One long-term subfund trying to take advantage of growth there is the Fortis L Fund Equity Greater China. The Luxembourg-based fund aims to outperform the benchmark index with a medium-risk tolerance by investing in companies listed on the stock markets in China, Hong Kong and Taiwan. Rigorous analysis of the fundamentals of each country and short-term factors determine the country allocation of the fund’s portfolio, while stocks are picked by a regionally focused team.

In 2003 the fund posted a healthy return of 49.65 per cent against the benchmark’s 48.96 per cent. Over three years annualised, it has returned 2.88 per cent. The fund’s volatility is registered at 23.69 per cent.

The fund noticeably favours the Hong Kong market, with 42.3 per cent invested in companies listed there. Taiwan at 34.3 per and China at 22.4 per cent account for the following highest country weightings.

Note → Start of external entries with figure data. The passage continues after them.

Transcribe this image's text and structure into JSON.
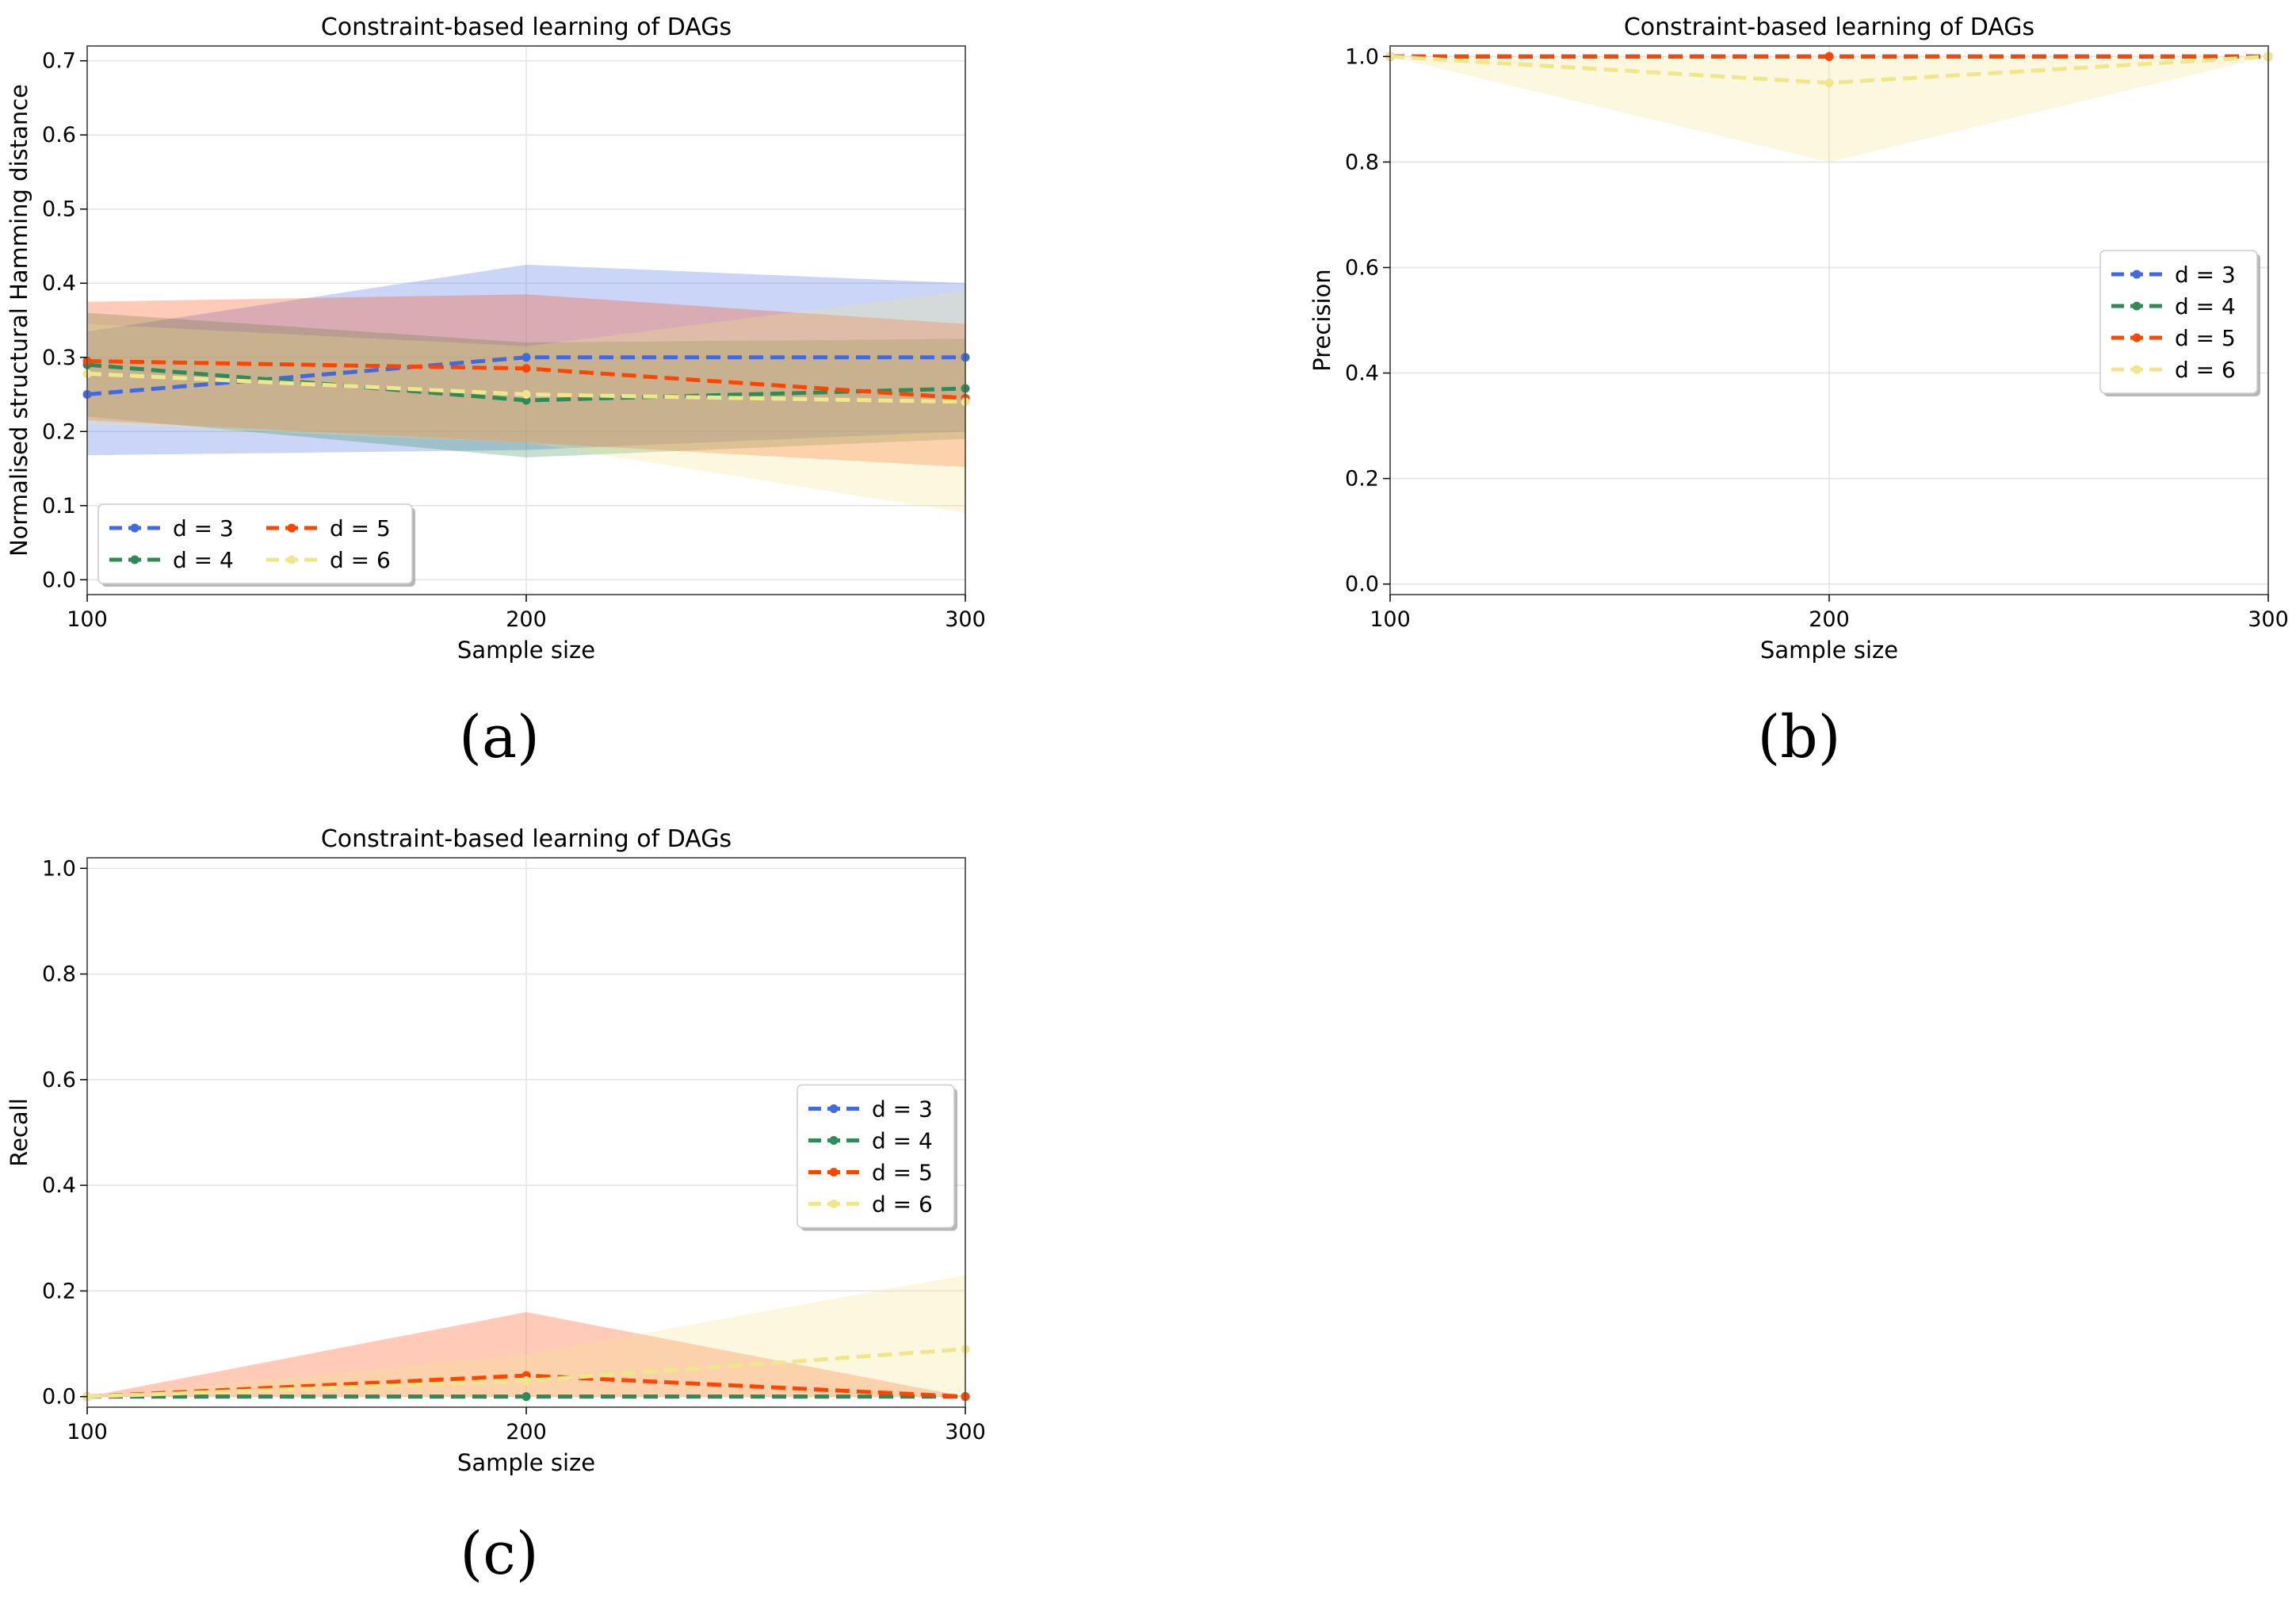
{
  "chart_data": [
    {
      "id": "a",
      "type": "line",
      "panel_label": "(a)",
      "title": "Constraint-based learning of DAGs",
      "xlabel": "Sample size",
      "ylabel": "Normalised structural Hamming distance",
      "x": [
        100,
        200,
        300
      ],
      "xticks": [
        100,
        200,
        300
      ],
      "xlim": [
        100,
        300
      ],
      "yticks": [
        0.0,
        0.1,
        0.2,
        0.3,
        0.4,
        0.5,
        0.6,
        0.7
      ],
      "ytick_labels": [
        "0.0",
        "0.1",
        "0.2",
        "0.3",
        "0.4",
        "0.5",
        "0.6",
        "0.7"
      ],
      "ylim": [
        -0.02,
        0.72
      ],
      "grid": true,
      "legend": {
        "placement": "lower-left",
        "columns": 2
      },
      "series": [
        {
          "name": "d = 3",
          "color": "#4169e1",
          "values": [
            0.25,
            0.3,
            0.3
          ],
          "lower": [
            0.168,
            0.175,
            0.2
          ],
          "upper": [
            0.335,
            0.425,
            0.4
          ]
        },
        {
          "name": "d = 4",
          "color": "#2e8b57",
          "values": [
            0.29,
            0.242,
            0.258
          ],
          "lower": [
            0.22,
            0.165,
            0.19
          ],
          "upper": [
            0.36,
            0.32,
            0.325
          ]
        },
        {
          "name": "d = 5",
          "color": "#ff4500",
          "values": [
            0.295,
            0.285,
            0.245
          ],
          "lower": [
            0.215,
            0.185,
            0.152
          ],
          "upper": [
            0.375,
            0.385,
            0.345
          ]
        },
        {
          "name": "d = 6",
          "color": "#f0e68c",
          "values": [
            0.278,
            0.25,
            0.24
          ],
          "lower": [
            0.21,
            0.185,
            0.09
          ],
          "upper": [
            0.345,
            0.315,
            0.39
          ]
        }
      ]
    },
    {
      "id": "b",
      "type": "line",
      "panel_label": "(b)",
      "title": "Constraint-based learning of DAGs",
      "xlabel": "Sample size",
      "ylabel": "Precision",
      "x": [
        100,
        200,
        300
      ],
      "xticks": [
        100,
        200,
        300
      ],
      "xlim": [
        100,
        300
      ],
      "yticks": [
        0.0,
        0.2,
        0.4,
        0.6,
        0.8,
        1.0
      ],
      "ytick_labels": [
        "0.0",
        "0.2",
        "0.4",
        "0.6",
        "0.8",
        "1.0"
      ],
      "ylim": [
        -0.02,
        1.02
      ],
      "grid": true,
      "legend": {
        "placement": "center-right",
        "columns": 1
      },
      "series": [
        {
          "name": "d = 3",
          "color": "#4169e1",
          "values": [
            1.0,
            1.0,
            1.0
          ],
          "lower": [
            1.0,
            1.0,
            1.0
          ],
          "upper": [
            1.0,
            1.0,
            1.0
          ]
        },
        {
          "name": "d = 4",
          "color": "#2e8b57",
          "values": [
            1.0,
            1.0,
            1.0
          ],
          "lower": [
            1.0,
            1.0,
            1.0
          ],
          "upper": [
            1.0,
            1.0,
            1.0
          ]
        },
        {
          "name": "d = 5",
          "color": "#ff4500",
          "values": [
            1.0,
            1.0,
            1.0
          ],
          "lower": [
            1.0,
            1.0,
            1.0
          ],
          "upper": [
            1.0,
            1.0,
            1.0
          ]
        },
        {
          "name": "d = 6",
          "color": "#f0e68c",
          "values": [
            1.0,
            0.95,
            1.0
          ],
          "lower": [
            1.0,
            0.8,
            1.0
          ],
          "upper": [
            1.0,
            1.0,
            1.0
          ]
        }
      ]
    },
    {
      "id": "c",
      "type": "line",
      "panel_label": "(c)",
      "title": "Constraint-based learning of DAGs",
      "xlabel": "Sample size",
      "ylabel": "Recall",
      "x": [
        100,
        200,
        300
      ],
      "xticks": [
        100,
        200,
        300
      ],
      "xlim": [
        100,
        300
      ],
      "yticks": [
        0.0,
        0.2,
        0.4,
        0.6,
        0.8,
        1.0
      ],
      "ytick_labels": [
        "0.0",
        "0.2",
        "0.4",
        "0.6",
        "0.8",
        "1.0"
      ],
      "ylim": [
        -0.02,
        1.02
      ],
      "grid": true,
      "legend": {
        "placement": "center-right",
        "columns": 1
      },
      "series": [
        {
          "name": "d = 3",
          "color": "#4169e1",
          "values": [
            0.0,
            0.0,
            0.0
          ],
          "lower": [
            0.0,
            0.0,
            0.0
          ],
          "upper": [
            0.0,
            0.0,
            0.0
          ]
        },
        {
          "name": "d = 4",
          "color": "#2e8b57",
          "values": [
            0.0,
            0.0,
            0.0
          ],
          "lower": [
            0.0,
            0.0,
            0.0
          ],
          "upper": [
            0.0,
            0.0,
            0.0
          ]
        },
        {
          "name": "d = 5",
          "color": "#ff4500",
          "values": [
            0.0,
            0.04,
            0.0
          ],
          "lower": [
            0.0,
            0.0,
            0.0
          ],
          "upper": [
            0.0,
            0.16,
            0.0
          ]
        },
        {
          "name": "d = 6",
          "color": "#f0e68c",
          "values": [
            0.0,
            0.03,
            0.09
          ],
          "lower": [
            0.0,
            0.0,
            0.0
          ],
          "upper": [
            0.0,
            0.08,
            0.23
          ]
        }
      ]
    }
  ]
}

However, Wan Hoon Han, manager of the fund, says: “On country selection we continue to favour China. We believe China has entered into a new phase of growth, marked by a broadening out of economic activities geographically and the shift of focus from exports to domestic consumption. Hong Kong will continue to be the direct beneficiary of the China growth story.”

Han adds that the fund is now taking a slightly more cautious approach to Taiwan due to its dependence on IT spending.

The manager has increased weightings in energy and basic materials stocks in China which have outperformed recently. Banks in Hong Kong have also witnessed increased exposure which have benefited from renminbi deposit business and cyclical economic recovery.

Han’s aim in 2004 will be to focus on stocks producing domestic goods over the region’s main exporters.